Now, taking Jesus’ metaphor to heart, are we willing to let Him use anything in our lives in order to make us a fit tree able to handle good fruit and keep growing more of it? Being connected to Jesus means being open to having our lives daily cleaned up, thinned out, and trimmed back as He sees necessary in order to bear His fruit. We act like the trials and hard things in our lives are hurdles to get over, but what if they’re exactly what the vinedresser needs us to embrace in order to make us strong trees with sustainability through all kinds of seasons to bear all kinds of fruit? Do you feel dry or unfruitful in your relationship with Jesus? Let Him clean up, thin out, and trim back all the excess in your life, chances are your life is unkept and full of competing dead branches that need to be cut down. He might already be doing it and once that process is complete fruit will come, I promise. But He has not and will not forsake any branch that has the potential to bear good fruit.

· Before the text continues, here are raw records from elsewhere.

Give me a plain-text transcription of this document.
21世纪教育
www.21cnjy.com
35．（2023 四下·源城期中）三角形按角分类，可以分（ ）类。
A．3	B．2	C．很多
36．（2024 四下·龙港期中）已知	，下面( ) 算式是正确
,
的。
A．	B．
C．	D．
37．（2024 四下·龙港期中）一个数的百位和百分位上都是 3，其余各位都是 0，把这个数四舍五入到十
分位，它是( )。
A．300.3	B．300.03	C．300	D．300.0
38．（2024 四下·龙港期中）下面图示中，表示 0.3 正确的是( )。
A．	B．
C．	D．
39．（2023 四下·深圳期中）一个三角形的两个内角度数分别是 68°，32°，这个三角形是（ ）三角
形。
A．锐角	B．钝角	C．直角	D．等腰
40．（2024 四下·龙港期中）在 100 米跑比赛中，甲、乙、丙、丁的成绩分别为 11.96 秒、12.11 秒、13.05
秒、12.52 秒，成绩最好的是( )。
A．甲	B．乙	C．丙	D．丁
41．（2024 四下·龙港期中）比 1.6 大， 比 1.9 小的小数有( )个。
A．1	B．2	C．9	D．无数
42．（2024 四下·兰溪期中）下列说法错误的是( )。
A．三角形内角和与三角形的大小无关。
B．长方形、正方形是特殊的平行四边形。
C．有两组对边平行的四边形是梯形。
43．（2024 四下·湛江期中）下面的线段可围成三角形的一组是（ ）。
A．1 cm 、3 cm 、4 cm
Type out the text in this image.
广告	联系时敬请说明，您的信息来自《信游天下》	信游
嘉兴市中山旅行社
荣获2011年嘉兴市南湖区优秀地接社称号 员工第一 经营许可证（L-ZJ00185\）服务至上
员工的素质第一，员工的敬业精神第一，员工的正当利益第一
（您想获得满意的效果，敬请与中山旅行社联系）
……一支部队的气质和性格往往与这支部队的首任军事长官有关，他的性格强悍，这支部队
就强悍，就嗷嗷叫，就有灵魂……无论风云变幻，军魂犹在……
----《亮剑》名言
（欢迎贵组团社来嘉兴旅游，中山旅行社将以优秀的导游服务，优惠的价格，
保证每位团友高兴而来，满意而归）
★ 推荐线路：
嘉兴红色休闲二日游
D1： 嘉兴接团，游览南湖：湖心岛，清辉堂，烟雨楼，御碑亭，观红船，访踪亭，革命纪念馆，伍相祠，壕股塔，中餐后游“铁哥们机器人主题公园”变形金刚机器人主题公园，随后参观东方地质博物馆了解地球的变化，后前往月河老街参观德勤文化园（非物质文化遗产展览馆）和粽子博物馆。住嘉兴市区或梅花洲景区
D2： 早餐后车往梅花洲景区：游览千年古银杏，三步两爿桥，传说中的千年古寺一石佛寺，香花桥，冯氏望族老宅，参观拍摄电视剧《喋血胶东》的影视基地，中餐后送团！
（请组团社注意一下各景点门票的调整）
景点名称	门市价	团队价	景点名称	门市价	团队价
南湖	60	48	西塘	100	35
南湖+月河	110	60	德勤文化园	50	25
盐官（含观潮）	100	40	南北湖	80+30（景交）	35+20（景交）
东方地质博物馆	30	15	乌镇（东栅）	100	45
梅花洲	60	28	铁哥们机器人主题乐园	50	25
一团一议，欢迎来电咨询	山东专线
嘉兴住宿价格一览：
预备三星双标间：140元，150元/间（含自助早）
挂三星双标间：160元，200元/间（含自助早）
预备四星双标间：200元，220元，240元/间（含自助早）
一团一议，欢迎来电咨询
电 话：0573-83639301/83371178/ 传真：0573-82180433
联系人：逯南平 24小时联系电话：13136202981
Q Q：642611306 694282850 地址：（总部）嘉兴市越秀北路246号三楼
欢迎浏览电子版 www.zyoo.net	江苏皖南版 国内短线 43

For Christians, our fruit can be evidenced by what our lives look like.

Ephesians 5:1-14 Justice, peace, and the ending of hatred are definitely in God’s Kingdom; but the Word of the King is telling us that only the pure and sanctified can actually be a part of real justice and peace.

For people who don’t follow Jesus, but want to…Repent.

Luke 13:6-9 Fig trees take three years to produce fruit. The owner in the parable wants to cut the tree down because it hasn’t born fruit in the allotted time. The vinedresser however wants to give it another year. A year doing what? He says, “…dig around it and put on manure” (v. 8). He wants to loosen the soil so water can get to the roots a little easier through a pruning process of the ground. If the tree doesn’t respond he will let the owner cut it down. I wonder if you need to respond tonight. We have made it through another Monday and although tomorrow is not guaranteed, Jesus has extended the age of grace a little longer. How do we become good ground? It starts with repentance. We need to ask God to forgive us for bearing bad fruit or not bearing fruit at all and then allow Him to make our relationship with Him dynamic through pruning our lives. If you haven’t made the decision to follow Jesus yet, respond to his turning up of the ground one more time tonight, and bear fruit.